本の依頼

第62話

「はい?おっしゃる意味が分かりませんわ」


庭で美味しい紅茶と美味しいクッキーを食べながら読書をしてところ急にダンが来て探してほしい本があると訪ねてきた。

そこまではまだいい。

だが、そのあとが何を言っているのか全く分からなかった。

【ルーカス殿下が持っている本を探して欲しい】

いや、持ってるなら探さなくていいと思うけど。

何を言っているのかさっぱりだ。

だから、私は何を言っているんだ?と言った。

それに、連絡もしないで突然来るなんて。

一応、こんな私でも公爵令嬢という立場だ。


「殿下が持っているのなら探さなくてもいいのでは?」


「言い方が悪かったようですね。ルーカス殿下が持っている本は偽物です。本物を見つけて欲しいのです」


「なぜ、私に頼むのでしょうか?優秀な部下がいらっしゃるでしょうに。私には無理ですわ」


「そんなことはないでしょう。本を見つけ出すのは得意のはずです」


「何か勘違いをされておりますわ」


「探して欲しい本は絵本になります」


勝手に話を続けないで欲しい。


「絵本と言ってもかなり分厚いので小説と言われてもおかしくないでしょう」


「ダン様。ちょっとお黙りになって」


「ちゃんと依頼料を払いますよ。私達で探してみましたが全く手かがりが掴めないのです。困り果ててしまいまして。どうか手伝ってくれませんか?」


本狩り令嬢というあだ名消せば良かったかなぁ。


「私はただの本が好きな令嬢です」


「そうですか。それは困りました。きっと引き受けてくれると思ったのですが。今までたくさん逃げ回っていたのですから、このくらい協力してもいいかと思いますけど。今まで散々逃げていたのですから、ね」


………………。

うるさい奴だ。

殿下の本探しなどに付き合っていられない。


「お友達からの情報も相当なものでしょうね。本を愛する人達は独自のルートで見つけるようですから。普通の探し方ではダメなようです。噂だとアメリア嬢が持つ本はなかなか手に入らない本ばかりだとか?どうやってその本を手に入れているのでしょうか?是非、参考程度にお聞かせ下さい」


噂、ね。


「………………」


「本を探すなら本好きに聞けとルーカス殿下がおっしゃいました。お茶会のようにみんなの前に出ろとは言われていないのだから、本探しに協力してもよろしいのでは?それと、この件は公爵様にも了解済みです」


お父様、ね。


「………………詳しく聞かせて下さい」


ここで引き受けなかったら明日も来そうだ。

噂というものは怖いものだ。

そして、お父様も乗り込んで来るに違いない。

は〜ぁ、怠い。

ダンの話だとその本は伝染病が流行している故郷を救うために女の子が1人で王様のところまで旅をする物語。

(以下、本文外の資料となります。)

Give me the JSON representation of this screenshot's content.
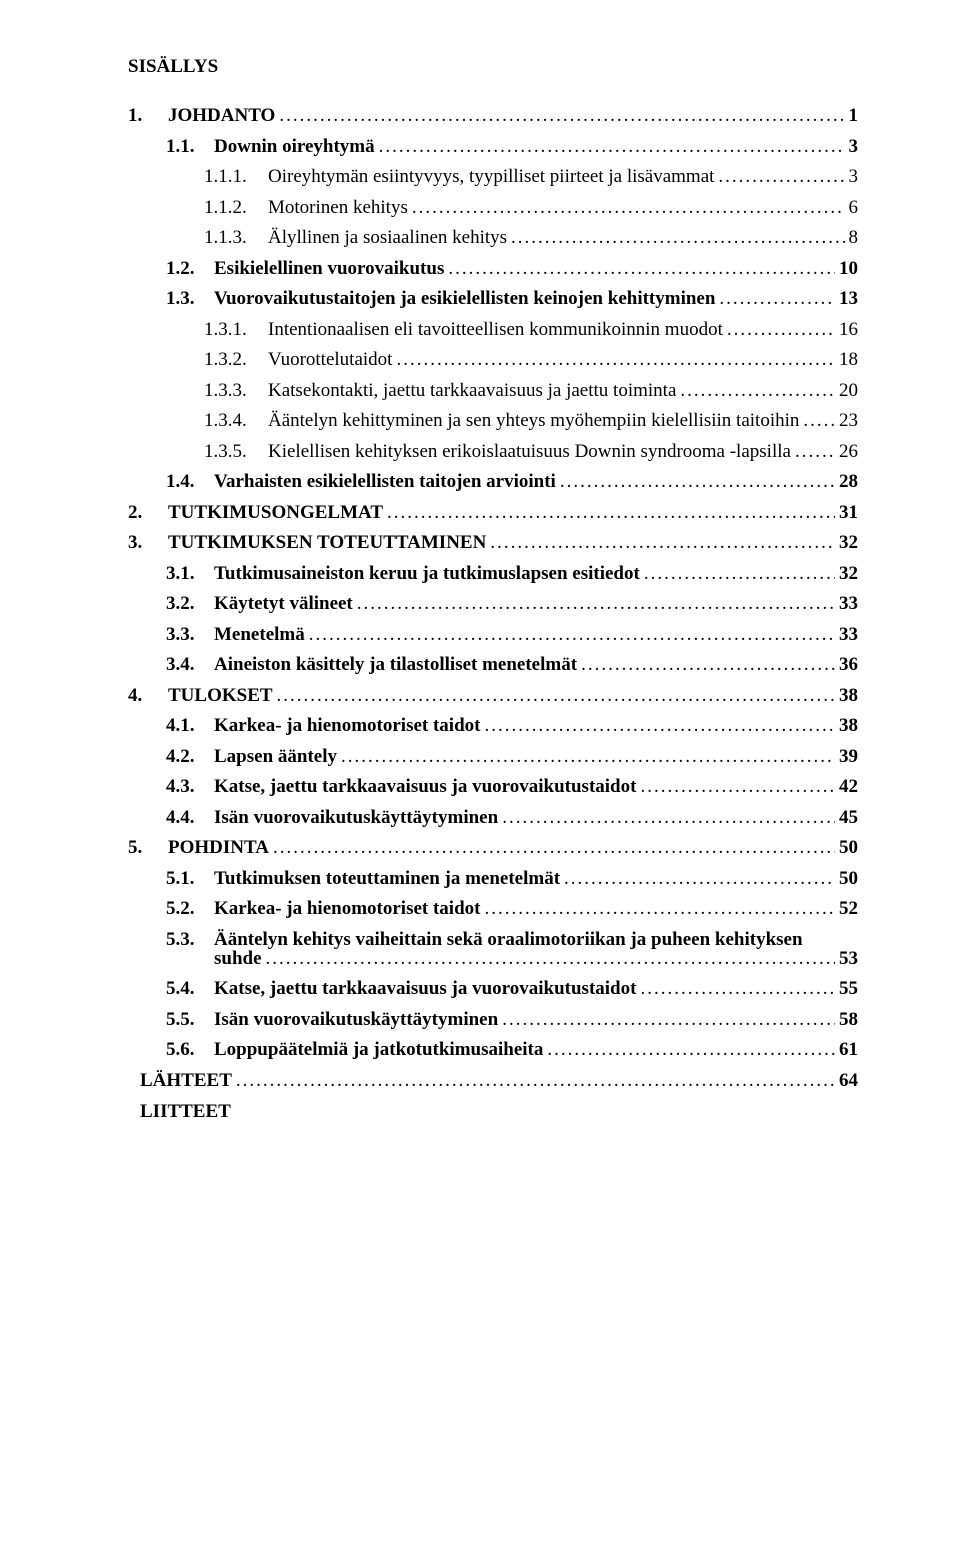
{
  "title": "SISÄLLYS",
  "toc": [
    {
      "level": 1,
      "bold": true,
      "num": "1.",
      "text": "JOHDANTO",
      "page": "1"
    },
    {
      "level": 2,
      "bold": true,
      "num": "1.1.",
      "text": "Downin oireyhtymä",
      "page": "3"
    },
    {
      "level": 3,
      "bold": false,
      "num": "1.1.1.",
      "text": "Oireyhtymän esiintyvyys, tyypilliset piirteet ja lisävammat",
      "page": "3"
    },
    {
      "level": 3,
      "bold": false,
      "num": "1.1.2.",
      "text": "Motorinen kehitys",
      "page": "6"
    },
    {
      "level": 3,
      "bold": false,
      "num": "1.1.3.",
      "text": "Älyllinen ja sosiaalinen kehitys",
      "page": "8"
    },
    {
      "level": 2,
      "bold": true,
      "num": "1.2.",
      "text": "Esikielellinen vuorovaikutus",
      "page": "10"
    },
    {
      "level": 2,
      "bold": true,
      "num": "1.3.",
      "text": "Vuorovaikutustaitojen ja esikielellisten keinojen kehittyminen",
      "page": "13"
    },
    {
      "level": 3,
      "bold": false,
      "num": "1.3.1.",
      "text": "Intentionaalisen eli tavoitteellisen kommunikoinnin muodot",
      "page": "16"
    },
    {
      "level": 3,
      "bold": false,
      "num": "1.3.2.",
      "text": "Vuorottelutaidot",
      "page": "18"
    },
    {
      "level": 3,
      "bold": false,
      "num": "1.3.3.",
      "text": "Katsekontakti, jaettu tarkkaavaisuus ja jaettu toiminta",
      "page": "20"
    },
    {
      "level": 3,
      "bold": false,
      "num": "1.3.4.",
      "text": "Ääntelyn kehittyminen ja sen yhteys myöhempiin kielellisiin taitoihin",
      "page": "23"
    },
    {
      "level": 3,
      "bold": false,
      "num": "1.3.5.",
      "text": "Kielellisen kehityksen erikoislaatuisuus Downin syndrooma -lapsilla",
      "page": "26"
    },
    {
      "level": 2,
      "bold": true,
      "num": "1.4.",
      "text": "Varhaisten esikielellisten taitojen arviointi",
      "page": "28"
    },
    {
      "level": 1,
      "bold": true,
      "num": "2.",
      "text": "TUTKIMUSONGELMAT",
      "page": "31"
    },
    {
      "level": 1,
      "bold": true,
      "num": "3.",
      "text": "TUTKIMUKSEN TOTEUTTAMINEN",
      "page": "32"
    },
    {
      "level": 2,
      "bold": true,
      "num": "3.1.",
      "text": "Tutkimusaineiston keruu ja tutkimuslapsen esitiedot",
      "page": "32"
    },
    {
      "level": 2,
      "bold": true,
      "num": "3.2.",
      "text": "Käytetyt välineet",
      "page": "33"
    },
    {
      "level": 2,
      "bold": true,
      "num": "3.3.",
      "text": "Menetelmä",
      "page": "33"
    },
    {
      "level": 2,
      "bold": true,
      "num": "3.4.",
      "text": "Aineiston käsittely ja tilastolliset menetelmät",
      "page": "36"
    },
    {
      "level": 1,
      "bold": true,
      "num": "4.",
      "text": "TULOKSET",
      "page": "38"
    },
    {
      "level": 2,
      "bold": true,
      "num": "4.1.",
      "text": "Karkea- ja hienomotoriset taidot",
      "page": "38"
    },
    {
      "level": 2,
      "bold": true,
      "num": "4.2.",
      "text": "Lapsen ääntely",
      "page": "39"
    },
    {
      "level": 2,
      "bold": true,
      "num": "4.3.",
      "text": "Katse, jaettu tarkkaavaisuus ja vuorovaikutustaidot",
      "page": "42"
    },
    {
      "level": 2,
      "bold": true,
      "num": "4.4.",
      "text": "Isän vuorovaikutuskäyttäytyminen",
      "page": "45"
    },
    {
      "level": 1,
      "bold": true,
      "num": "5.",
      "text": "POHDINTA",
      "page": "50"
    },
    {
      "level": 2,
      "bold": true,
      "num": "5.1.",
      "text": "Tutkimuksen toteuttaminen ja menetelmät",
      "page": "50"
    },
    {
      "level": 2,
      "bold": true,
      "num": "5.2.",
      "text": "Karkea- ja hienomotoriset taidot",
      "page": "52"
    },
    {
      "level": 2,
      "bold": true,
      "num": "5.3.",
      "text_line1": "Ääntelyn kehitys vaiheittain sekä oraalimotoriikan ja puheen kehityksen",
      "text_line2": "suhde",
      "page": "53",
      "wrap": true
    },
    {
      "level": 2,
      "bold": true,
      "num": "5.4.",
      "text": "Katse, jaettu tarkkaavaisuus ja vuorovaikutustaidot",
      "page": "55"
    },
    {
      "level": 2,
      "bold": true,
      "num": "5.5.",
      "text": "Isän vuorovaikutuskäyttäytyminen",
      "page": "58"
    },
    {
      "level": 2,
      "bold": true,
      "num": "5.6.",
      "text": "Loppupäätelmiä ja jatkotutkimusaiheita",
      "page": "61"
    },
    {
      "level": 0,
      "bold": true,
      "num": "",
      "text": "LÄHTEET",
      "page": "64",
      "extra_indent": true
    }
  ],
  "liitteet": "LIITTEET"
}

なんだ、旅の話かと思ったが普通の旅の物語ではなかった。

その伝染病は国の転覆を狙った者の仕業だという。

女の子はそのことを知り王様にこのことを知らせるために裏切り者から見つからないように故郷を出たということだ。

絵本なのにとてもダークな物語だ。


「怖い物語ですね」


「本にはもっと優しく書かれてますよ」


「本の色は何色ですか?名前は?」


「赤色です。名前は裏切りキツネと女の子」


「裏切りキツネの女の子ですか」


「15年前に誕生日プレゼントで貰ったものでして。何度も読み返していたためか痛みもあったらしいです」


「すり替わっていたのですか?」


「はい。しかも、痛み具合も似させて。どうして、盗まれたのかは分かりません。ただの絵本なのに。珍しい絵本でもないですし。今でも出版されてますからね。ルーカス殿下は、それをとても大切にされておりました。偽物だと気づいたとき、ショックを隠せないほど」


なぜ、そんな本を盗んだのだろうか?

何か理由があるのでは?

この人は何かを隠している?


「それは本当にただの絵本ですか?私にはそう思えませんわ」


「本当にただの絵本です」


「嘘ではございませんね?」


「はい」


ダンの目は嘘を付いているようには見えない。

本当に普通の絵本?

なんだか怪しい。

危険なことはしたくないのに。

こんなことを私に相談してくるのもどうかと思うけど。

何かあった場合は責任とってくれるのだろうか?

それも考えてここに来た?

なーんにも考えないでここに来た可能性もある。

ここで、それを言ってもきっと「殿下の御命令です」って言うだろう。